La questione iraniana è una questione globale. Provo a stendere alcune riflessioni per spiegarne l’importanza. Innanzitutto, la storia del Paese. Antichissima e segnata sempre da una ondivaga relazione culturale con l’Occidente. Senza partire dai grandi sovrani di Persia: Ciro, Dario, che renderebbe questo articolo enciclopedico. Riflettiamo sull’Iran di oggi, meglio Repubblica Islamica, la sua diaspora e la rivolta giovanile corrente.
All’incirca dieci anni fa mi trovavo a Los Angeles alla University della California, così decisi di visitare il Getty Museum. Presi un taxi ed indicai al tassista la mia destinazione. Udendo il mio accento inglese italianizzato, il tassista mi rispose in italiano. Gli chiesi allora dove avesse imparato la nostra lingua. Mi disse che aveva soggiornato tre anni a Firenze post rivoluzione Khomeinista [1979] che aveva portato alla cacciata dello Scià Reza Pahlavi, prima di approdare negli USA. E lui era solo uno delle centinaia di migliaia di esuli iraniani parte della grande diaspora iraniana post 1979. Esistono comunità iraniane a Los Angeles, New York, Chicago. Una grande diaspora che ha contribuito non poco all’economia americana e che sogna un ritorno dell’Iran alla Democrazia. Insomma, la cacciata degli Ayatollah.
L’Italia, d’altro canto, vanta una lunga tradizione diplomatica e commerciale con l’Iran. Industrie italiane hanno contribuito non poco alla costruzione di infrastrutture nel Paese, già dai tempi di Reza Pahlavi. Enrico Mattei a capo dell’ENI avviò contatti con i governanti iraniani per assicurare all’Italia un approvvigionamento petrolifero necessario al Paese [siamo negli anni 50 del secolo scorso]. Insomma, i legami politici e commerciali tra l’Italia e l’Iran sono di lunga data. Rimane un tassello fondamentale, che ho scoperto qui negli USA, parlando con diversi esuli iraniani. La loro passione per la moda e l’Italian Life Style è enorme. Va sotto il nome di soft diplomacy o cultural diplomacy. Potente arma culturale per scardinare mentalità e angoli visuali. E qui il nostro Paese, l’Italia, non può sottrarsi a sostenere la causa dei giovani iraniani.
Chiedono diritti civili, libertà di coltivare le loro passioni culturali. Sono istanze semplici, ma potenti che erodono pian piano il potere degli Ayatollah.
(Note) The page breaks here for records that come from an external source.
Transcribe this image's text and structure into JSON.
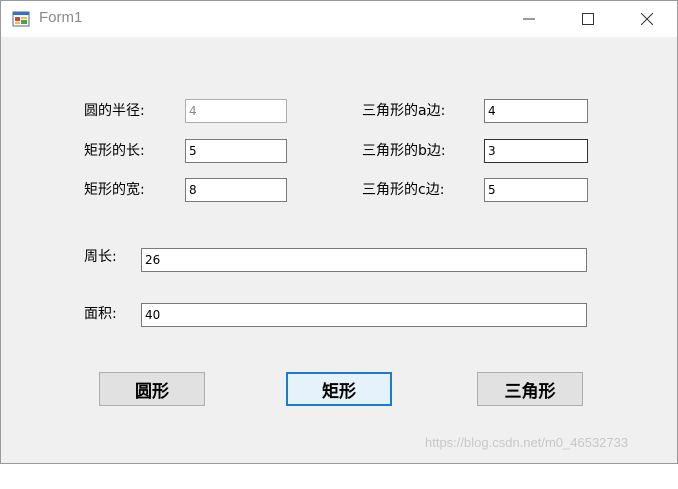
{
  "window": {
    "title": "Form1"
  },
  "labels": {
    "circle_radius": "圆的半径:",
    "rect_length": "矩形的长:",
    "rect_width": "矩形的宽:",
    "tri_a": "三角形的a边:",
    "tri_b": "三角形的b边:",
    "tri_c": "三角形的c边:",
    "perimeter": "周长:",
    "area": "面积:"
  },
  "fields": {
    "circle_radius": "4",
    "rect_length": "5",
    "rect_width": "8",
    "tri_a": "4",
    "tri_b": "3",
    "tri_c": "5",
    "perimeter": "26",
    "area": "40"
  },
  "buttons": {
    "circle": "圆形",
    "rectangle": "矩形",
    "triangle": "三角形"
  },
  "watermark": "https://blog.csdn.net/m0_46532733",
  "colors": {
    "form_bg": "#f0f0f0",
    "default_button_border": "#1a7bd0",
    "disabled_text": "#8a8a8a"
  }
}
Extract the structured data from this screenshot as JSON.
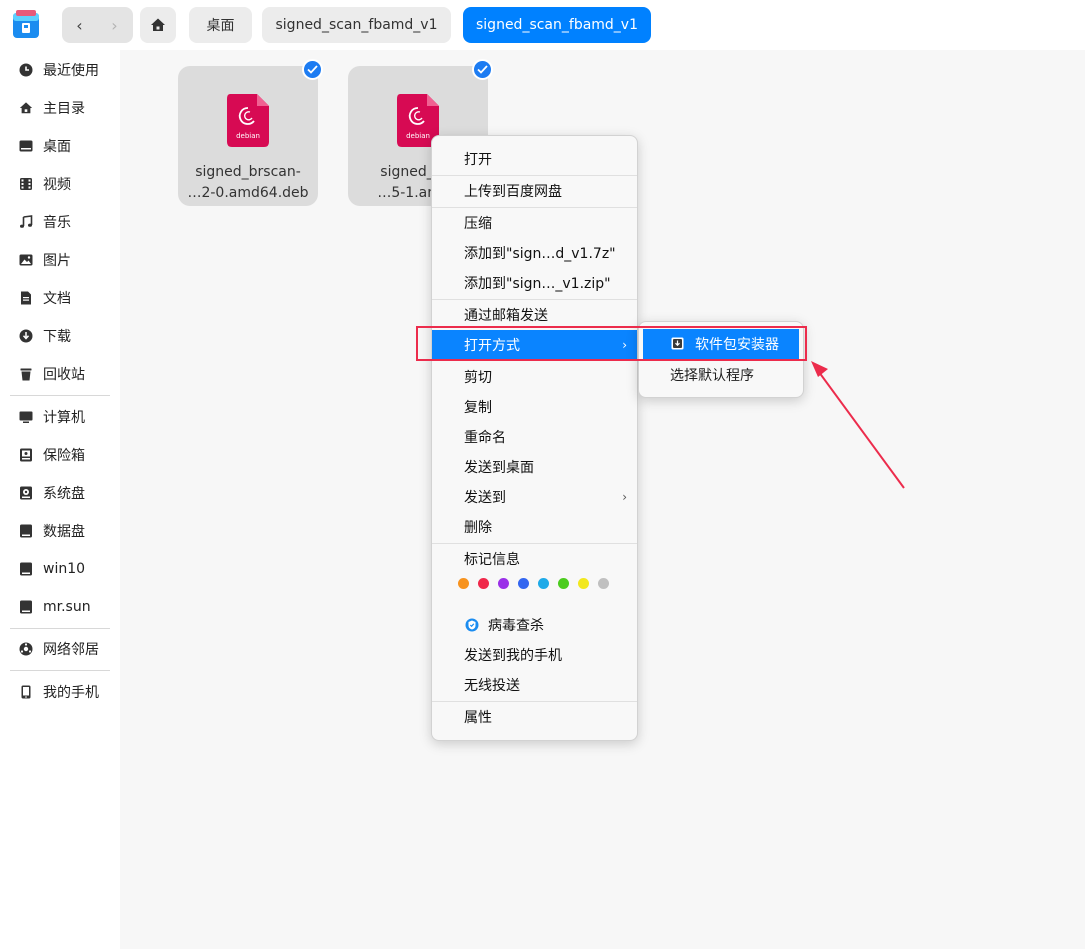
{
  "topbar": {
    "back_glyph": "‹",
    "forward_glyph": "›",
    "breadcrumbs": [
      {
        "label": "桌面"
      },
      {
        "label": "signed_scan_fbamd_v1"
      },
      {
        "label": "signed_scan_fbamd_v1"
      }
    ]
  },
  "sidebar": {
    "items": [
      {
        "label": "最近使用",
        "icon": "clock-icon"
      },
      {
        "label": "主目录",
        "icon": "home-icon"
      },
      {
        "label": "桌面",
        "icon": "desktop-icon"
      },
      {
        "label": "视频",
        "icon": "video-icon"
      },
      {
        "label": "音乐",
        "icon": "music-icon"
      },
      {
        "label": "图片",
        "icon": "picture-icon"
      },
      {
        "label": "文档",
        "icon": "document-icon"
      },
      {
        "label": "下载",
        "icon": "download-icon"
      },
      {
        "label": "回收站",
        "icon": "trash-icon"
      },
      {
        "label": "计算机",
        "icon": "computer-icon"
      },
      {
        "label": "保险箱",
        "icon": "vault-icon"
      },
      {
        "label": "系统盘",
        "icon": "system-disk-icon"
      },
      {
        "label": "数据盘",
        "icon": "disk-icon"
      },
      {
        "label": "win10",
        "icon": "disk-icon"
      },
      {
        "label": "mr.sun",
        "icon": "disk-icon"
      },
      {
        "label": "网络邻居",
        "icon": "network-icon"
      },
      {
        "label": "我的手机",
        "icon": "phone-icon"
      }
    ]
  },
  "files": [
    {
      "line1": "signed_brscan-",
      "line2": "…2-0.amd64.deb",
      "icon_text": "debian",
      "selected": true
    },
    {
      "line1": "signed_brs",
      "line2": "…5-1.amd6",
      "icon_text": "debian",
      "selected": true
    }
  ],
  "context_menu": {
    "items": [
      "打开",
      "上传到百度网盘",
      "压缩",
      "添加到\"sign…d_v1.7z\"",
      "添加到\"sign…_v1.zip\"",
      "通过邮箱发送",
      "打开方式",
      "剪切",
      "复制",
      "重命名",
      "发送到桌面",
      "发送到",
      "删除",
      "标记信息",
      "病毒查杀",
      "发送到我的手机",
      "无线投送",
      "属性"
    ],
    "highlighted": "打开方式",
    "tag_colors": [
      "#f7931e",
      "#f0284a",
      "#9a30e8",
      "#3366f0",
      "#1eaae8",
      "#4ccc1e",
      "#f2e81e",
      "#c0c0c0"
    ]
  },
  "submenu": {
    "items": [
      "软件包安装器",
      "选择默认程序"
    ],
    "highlighted": "软件包安装器"
  },
  "colors": {
    "accent": "#0a84ff",
    "annotation": "#ec2c4c",
    "debian": "#d70a53"
  }
}
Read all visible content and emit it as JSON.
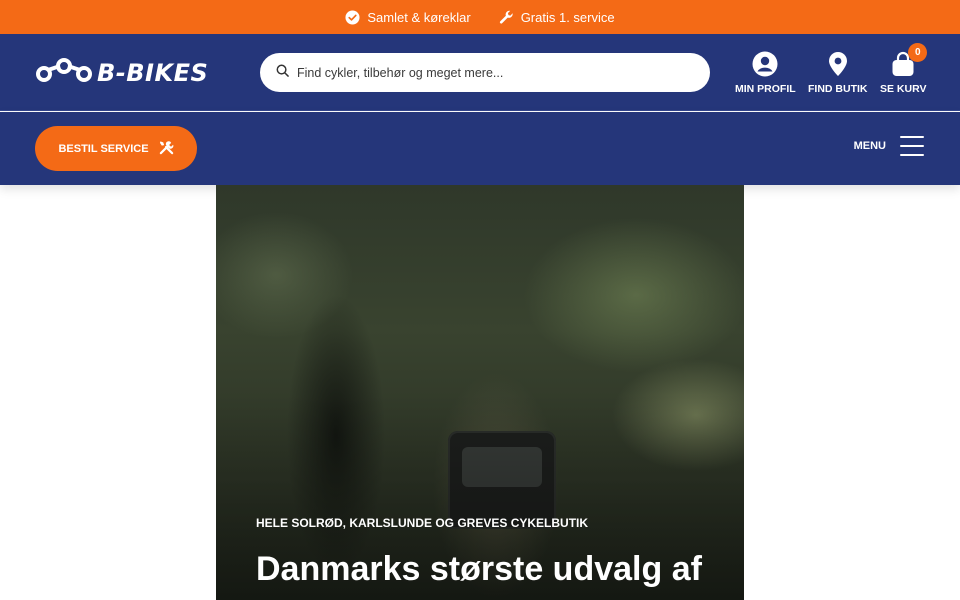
{
  "topbar": {
    "usps": [
      {
        "icon": "check-circle-icon",
        "label": "Samlet & køreklar"
      },
      {
        "icon": "wrench-icon",
        "label": "Gratis 1. service"
      }
    ]
  },
  "header": {
    "logo_text": "B-BIKES",
    "search_placeholder": "Find cykler, tilbehør og meget mere...",
    "links": {
      "profile": "MIN PROFIL",
      "store": "FIND BUTIK",
      "cart": "SE KURV"
    },
    "cart_count": "0"
  },
  "subbar": {
    "service_button": "BESTIL SERVICE",
    "menu_label": "MENU"
  },
  "hero": {
    "eyebrow": "HELE SOLRØD, KARLSLUNDE OG GREVES CYKELBUTIK",
    "title": "Danmarks største udvalg af"
  },
  "colors": {
    "accent": "#f46a16",
    "brand": "#25367a"
  }
}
Scardineranno il regime? Difficile prevederlo. Certamente la protesta dei giovani iraniani sta infiammando il dibattito politico globale, senza escludere la guerra in corso in Ucraina. Gli scenari sono aperti. Gli Ayatollah sono sostenuti e cercano la sponda politica e militare Russa, per far fronte al grande Satana dell’Occidente. La partita è aperta e sarà lunga. Si combatterà sui social media, nelle piazze e nelle sedi politiche internazionali. I diritti umani sono inalienabili in Oriente come in Occidente. Sul loro rispetto ed enforcement l’Occidente gioca la sua partita globale. Non significa esportare la Democrazia, ma rispettare e dare dignità sociale e politica ad ogni essere umano.